I have used factory Hornady Superperformance 150's in my 30-06 for several years now, taking at least 10 caribou with them (used factory Corelocts prior). MV is advertised as around 3100, presumably through a 24 or 26 inch test barrel. Mine is a heavy barrel of 27 inch length, but I have never chronnied a load in my life, and feel no need to do so as long as the accuracy is good. I took 4 caribou this winter, out to 300 yards (RF), and as close as about 50, using behind-the-leg lung/heart shots. The difference in wound channels was impressive, but expected from past experience.
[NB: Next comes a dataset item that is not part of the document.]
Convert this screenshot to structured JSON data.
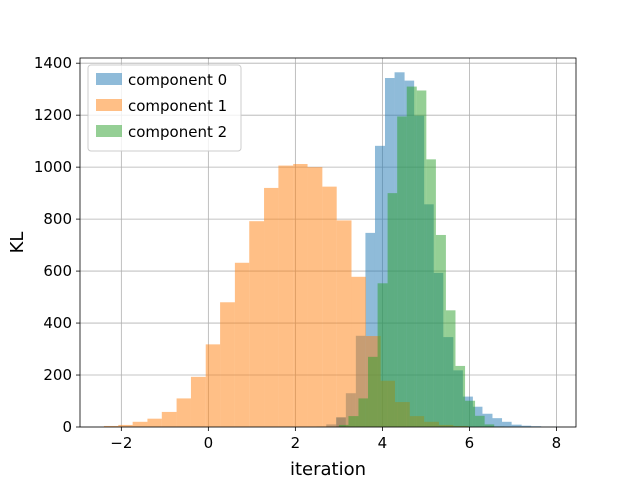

My experience mirrors above posts. At @ 300 yards or more (longest 433), the tissue damage is not wildly extensive with lung/heart placement from broadside. At closer ranges, or hitting shoulder bones, it becomes much more extensive. Or large muscle mass. Even hitting a rib goin in expands the wound channel considerably, as would be expected.

A while back I badly fluffed a shot on a bull at 200 yards, and hit him in the hams. (Gloves, some wind in the face, 15 degrees, standing, using Bog tripod shooting rest - call it an inadvertent discharge, which it was. My Bad!). Nerf-ball size tissue damage both sides.

I have never recovered a bullet. Even earlier ( a year or two) , I killed two within a few seconds of each other - both using RF. One at 292, the other at 433, both near- broadside shots through the lungs. The 292 one went through without hitting ribs on either side. Tissue damage was maybe a 2 inch cut-out, both sides, plus some iblood shot in the membranes, easiy trimmed out. On the 433, same, except it broke a rib on far side, then the leg bone (not perfectly broadside). Not much damage at the far side rib bone, but exponentially more to the leg.

Keep, or get, the velocity down decreases the wound channels, other things being equal. These things are designed that way.

I don'y know if this is a factor for OP, but at 300 yards, my rifle puts the Hornady SST SP (as above) about 16 inches higher and 10 inches right of Factory Corelocts of same bullet weight. At that range, with good solid "sandbag" rests, I get 1", 3 shot groups with the SST, and
about a quarter inch larger with the Corelocts. The GMX SP 150 just about exactly splits the difference between them for POI, also with 1" groups.